25 mg sind das Mittel der Wahl für kardiale Risikopatienten, bei denen angesichts erhöhter Blutdruckwerte eine effektive Blutdrucksenkung bei guter Verträglichkeit gewünscht ist und die von dem organprotektiven Potenzial von Candesartan profitieren sollen.

Die deutlichen, kardioprotektiven Effekte von Candesartan bestätigt eine vergleichende Registerstudie auf Datenbasis von 72 schwedischen Erstversorgungszentren, die den Outcome behandelter Hypertoniepatienten ohne bekannte kardiovaskuläre Vorerkrankung mit Candesartan (n = 7 329) oder Losartan (n = 6 771) zwischen 1999 und 2007 auswertete. Die Ergebnisse nach zwei Jahren: Die Candesartan-Gruppe wies ein um 14 Prozent signifikant geringeres adjustiertes Risiko (Hazard Ratio) als die Losartan-Gruppe für den primären kombinierten Endpunkt auf.

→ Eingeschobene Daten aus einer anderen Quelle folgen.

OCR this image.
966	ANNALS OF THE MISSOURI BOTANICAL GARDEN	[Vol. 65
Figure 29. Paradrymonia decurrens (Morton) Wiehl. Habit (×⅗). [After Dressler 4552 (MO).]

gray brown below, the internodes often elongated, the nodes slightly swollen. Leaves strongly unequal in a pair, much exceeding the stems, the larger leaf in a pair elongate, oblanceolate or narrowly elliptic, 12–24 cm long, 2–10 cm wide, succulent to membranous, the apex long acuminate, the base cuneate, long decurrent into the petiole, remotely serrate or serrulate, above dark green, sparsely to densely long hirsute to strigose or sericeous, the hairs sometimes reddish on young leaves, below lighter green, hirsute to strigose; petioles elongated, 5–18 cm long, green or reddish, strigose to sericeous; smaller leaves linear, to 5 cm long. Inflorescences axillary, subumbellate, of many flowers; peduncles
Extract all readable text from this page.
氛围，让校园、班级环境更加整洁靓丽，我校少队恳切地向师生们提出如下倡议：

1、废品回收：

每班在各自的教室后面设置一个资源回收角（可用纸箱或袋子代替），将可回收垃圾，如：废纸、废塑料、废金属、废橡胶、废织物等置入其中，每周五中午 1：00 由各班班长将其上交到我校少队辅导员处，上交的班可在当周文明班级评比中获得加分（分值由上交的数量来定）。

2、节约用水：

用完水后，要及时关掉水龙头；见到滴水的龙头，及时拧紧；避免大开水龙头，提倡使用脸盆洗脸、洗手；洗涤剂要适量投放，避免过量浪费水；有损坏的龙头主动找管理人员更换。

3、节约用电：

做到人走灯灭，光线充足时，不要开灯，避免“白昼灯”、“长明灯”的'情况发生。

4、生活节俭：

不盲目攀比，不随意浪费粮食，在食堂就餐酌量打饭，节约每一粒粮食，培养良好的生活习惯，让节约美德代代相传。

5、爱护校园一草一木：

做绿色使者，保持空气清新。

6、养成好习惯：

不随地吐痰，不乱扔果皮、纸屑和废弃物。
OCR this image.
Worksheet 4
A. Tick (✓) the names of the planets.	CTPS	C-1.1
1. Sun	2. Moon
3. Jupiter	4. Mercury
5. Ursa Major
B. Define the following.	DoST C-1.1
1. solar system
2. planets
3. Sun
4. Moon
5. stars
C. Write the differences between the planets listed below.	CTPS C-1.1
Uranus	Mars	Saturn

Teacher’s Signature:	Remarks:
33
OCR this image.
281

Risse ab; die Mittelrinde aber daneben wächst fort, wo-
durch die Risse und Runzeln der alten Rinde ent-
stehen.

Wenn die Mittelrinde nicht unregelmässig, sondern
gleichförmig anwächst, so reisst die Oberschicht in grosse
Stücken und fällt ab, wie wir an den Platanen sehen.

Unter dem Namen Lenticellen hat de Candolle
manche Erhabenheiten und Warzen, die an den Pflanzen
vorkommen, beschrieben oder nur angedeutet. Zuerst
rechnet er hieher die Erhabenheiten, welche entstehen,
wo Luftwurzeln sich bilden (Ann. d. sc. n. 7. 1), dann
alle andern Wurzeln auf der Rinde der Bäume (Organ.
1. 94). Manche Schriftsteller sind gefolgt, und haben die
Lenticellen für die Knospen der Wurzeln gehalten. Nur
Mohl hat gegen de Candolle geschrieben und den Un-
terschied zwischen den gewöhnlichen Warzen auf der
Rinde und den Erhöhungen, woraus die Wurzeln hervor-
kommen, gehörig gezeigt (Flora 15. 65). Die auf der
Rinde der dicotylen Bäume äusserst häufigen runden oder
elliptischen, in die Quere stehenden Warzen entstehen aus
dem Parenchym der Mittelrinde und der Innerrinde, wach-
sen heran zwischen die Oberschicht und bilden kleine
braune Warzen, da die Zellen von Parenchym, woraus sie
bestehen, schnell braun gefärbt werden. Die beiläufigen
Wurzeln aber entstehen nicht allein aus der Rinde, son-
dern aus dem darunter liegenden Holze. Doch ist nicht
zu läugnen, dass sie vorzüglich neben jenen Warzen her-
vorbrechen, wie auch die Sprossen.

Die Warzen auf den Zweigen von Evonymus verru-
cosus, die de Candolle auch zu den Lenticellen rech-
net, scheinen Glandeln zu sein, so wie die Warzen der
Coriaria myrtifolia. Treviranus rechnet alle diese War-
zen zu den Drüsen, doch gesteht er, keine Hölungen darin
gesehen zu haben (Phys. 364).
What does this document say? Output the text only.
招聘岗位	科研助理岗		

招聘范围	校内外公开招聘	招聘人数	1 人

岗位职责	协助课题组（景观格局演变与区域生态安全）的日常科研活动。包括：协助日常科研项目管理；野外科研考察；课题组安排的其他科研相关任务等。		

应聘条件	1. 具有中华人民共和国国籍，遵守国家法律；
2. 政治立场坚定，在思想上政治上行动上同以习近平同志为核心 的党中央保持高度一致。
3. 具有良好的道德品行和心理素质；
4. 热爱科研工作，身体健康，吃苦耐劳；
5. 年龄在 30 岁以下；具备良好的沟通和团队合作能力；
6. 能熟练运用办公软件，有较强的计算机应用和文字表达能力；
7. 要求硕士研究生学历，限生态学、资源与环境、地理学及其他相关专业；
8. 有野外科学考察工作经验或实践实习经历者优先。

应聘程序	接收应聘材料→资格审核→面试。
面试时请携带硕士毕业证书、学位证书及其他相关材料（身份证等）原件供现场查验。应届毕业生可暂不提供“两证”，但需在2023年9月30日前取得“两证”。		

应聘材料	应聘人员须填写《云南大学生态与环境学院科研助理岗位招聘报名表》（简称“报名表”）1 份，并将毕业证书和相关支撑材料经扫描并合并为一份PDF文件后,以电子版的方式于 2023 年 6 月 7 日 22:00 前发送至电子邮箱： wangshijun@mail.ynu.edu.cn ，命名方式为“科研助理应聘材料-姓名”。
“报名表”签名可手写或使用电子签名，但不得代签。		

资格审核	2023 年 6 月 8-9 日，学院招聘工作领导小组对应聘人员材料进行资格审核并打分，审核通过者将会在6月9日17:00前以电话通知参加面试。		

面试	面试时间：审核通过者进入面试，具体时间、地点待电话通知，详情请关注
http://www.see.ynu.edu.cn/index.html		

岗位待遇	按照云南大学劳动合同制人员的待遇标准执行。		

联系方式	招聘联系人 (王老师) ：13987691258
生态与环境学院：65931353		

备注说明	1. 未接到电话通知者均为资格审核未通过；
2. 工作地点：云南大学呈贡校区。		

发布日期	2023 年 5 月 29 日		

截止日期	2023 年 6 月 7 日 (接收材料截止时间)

Deutlich niedrigere Risiken gab es auch für die einzelnen Endpunkte Herzinsuffizienz (-36 Prozent Risikoreduktion), Herzrhythmusstörungen (-20 Prozent) und periphere arterielle Verschlusskrankheit (pAVK) (-39 Prozent). Aus den verfügbaren Studiendaten und Registern folgert Prof. Baumgart, dass Candesartan kardiovaskuläre Ereignisse stärker reduziert. Besonders zu betonen ist der vermittelte Schutz vor einer Herzinsuffizienz. Denn die Herzinsuffizienz ist eine der häufigsten Komplikationen bei Hypertonie.